14. Com relação à demonstração da opinião contrária, devemos negar que o julgamento e a intuição com que Deus prevê o modo e os meios que devem conduzir alguém à vida eterna ou que devem produzir alguma outra coisa, não sejam um conhecimento totalmente prático.
15. Ainda devemos responder aos argumentos nos quais se apoia a opinião de Escoto e de São Boaventura. Com relação ao primeiro argumento, devemos negar que nas Sagradas Escrituras se denomine 'predestinação' a uma eleição, propósito ou dileção. Pois, embora os eleitos e amados recebam a denominação de 'predestinados', porque à predestinação se unem a eleição para a vida eterna e a dileção, no entanto, daí não se segue que nas Sagradas Escrituras se denomine 'predestinação' à eleição ou à dileção. Pois pode muito bem acontecer que coisas que estão unidas se signifiquem respectivamente com distintos nomes e que cada uma delas em concreto se predique do mesmo suposto. E do fato de que tenhamos sido predestinados conforme ao propósito da vontade divina, não se segue que este propósito seja toda a predestinação, mas que é necessário para que esta se produza e por isso a completa.
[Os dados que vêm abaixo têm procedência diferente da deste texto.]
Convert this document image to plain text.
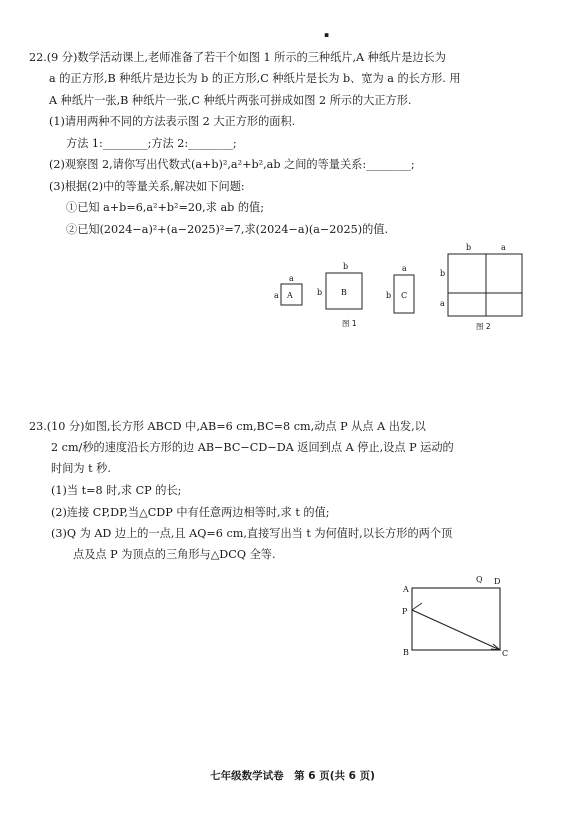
▪
22.(9 分)数学活动课上,老师准备了若干个如图 1 所示的三种纸片,A 种纸片是边长为
a 的正方形,B 种纸片是边长为 b 的正方形,C 种纸片是长为 b、宽为 a 的长方形. 用
A 种纸片一张,B 种纸片一张,C 种纸片两张可拼成如图 2 所示的大正方形.
(1)请用两种不同的方法表示图 2 大正方形的面积.
方法 1:________;方法 2:________;
(2)观察图 2,请你写出代数式(a+b)²,a²+b²,ab 之间的等量关系:________;
(3)根据(2)中的等量关系,解决如下问题:
①已知 a+b=6,a²+b²=20,求 ab 的值;
②已知(2024−a)²+(a−2025)²=7,求(2024−a)(a−2025)的值.
A
a
a	B
b
b	C
a
b
图 1
b	a
b
a
图 2
23.(10 分)如图,长方形 ABCD 中,AB=6 cm,BC=8 cm,动点 P 从点 A 出发,以
2 cm/秒的速度沿长方形的边 AB−BC−CD−DA 返回到点 A 停止,设点 P 运动的
时间为 t 秒.
(1)当 t=8 时,求 CP 的长;
(2)连接 CP,DP,当△CDP 中有任意两边相等时,求 t 的值;
(3)Q 为 AD 边上的一点,且 AQ=6 cm,直接写出当 t 为何值时,以长方形的两个顶
点及点 P 为顶点的三角形与△DCQ 全等.
A
B	C
D
P
Q
七年级数学试卷　第 6 页(共 6 页)
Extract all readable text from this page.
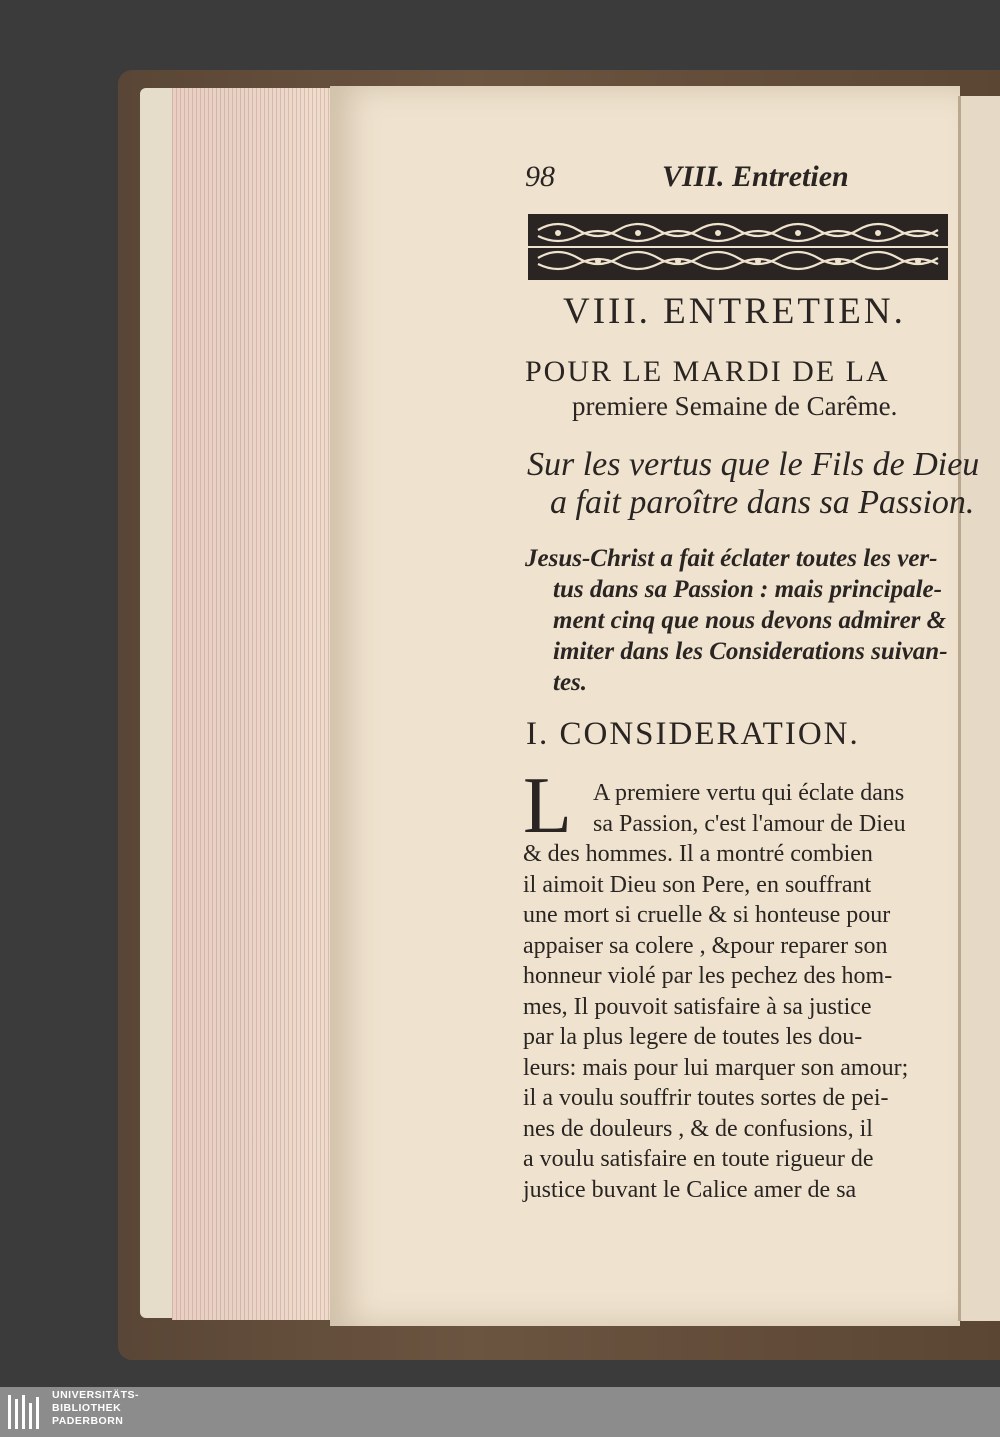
98	VIII. Entretien
VIII. ENTRETIEN.
POUR LE MARDI DE LA
premiere Semaine de Carême.
Sur les vertus que le Fils de Dieu
a fait paroître dans sa Passion.
Jesus-Christ a fait éclater toutes les ver-
tus dans sa Passion : mais principale-
ment cinq que nous devons admirer &
imiter dans les Considerations suivan-
tes.
I. CONSIDERATION.
L A premiere vertu qui éclate dans
sa Passion, c'est l'amour de Dieu
& des hommes. Il a montré combien
il aimoit Dieu son Pere, en souffrant
une mort si cruelle & si honteuse pour
appaiser sa colere , &pour reparer son
honneur violé par les pechez des hom-
mes, Il pouvoit satisfaire à sa justice
par la plus legere de toutes les dou-
leurs: mais pour lui marquer son amour;
il a voulu souffrir toutes sortes de pei-
nes de douleurs , & de confusions, il
a voulu satisfaire en toute rigueur de
justice buvant le Calice amer de sa
UNIVERSITÄTS-
BIBLIOTHEK
PADERBORN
16. O segundo argumento apenas demonstra que a predestinação inclui o ato da vontade divina pelo qual Deus quer, de maneira eficaz, na medida em que depende dEle, conceder os meios pelos quais, segundo prevê, um predestinado adulto alcançará a vida eterna com dependência de seu livre arbítrio. Por essa razão, este ato da vontade divina não é a causa total de todos os efeitos da predestinação, porque muitos deles dependem do influxo livre do arbítrio, e tampouco infere qualquer necessidade ao arbítrio criado, como explicaremos em nossos comentários ao artigo 5.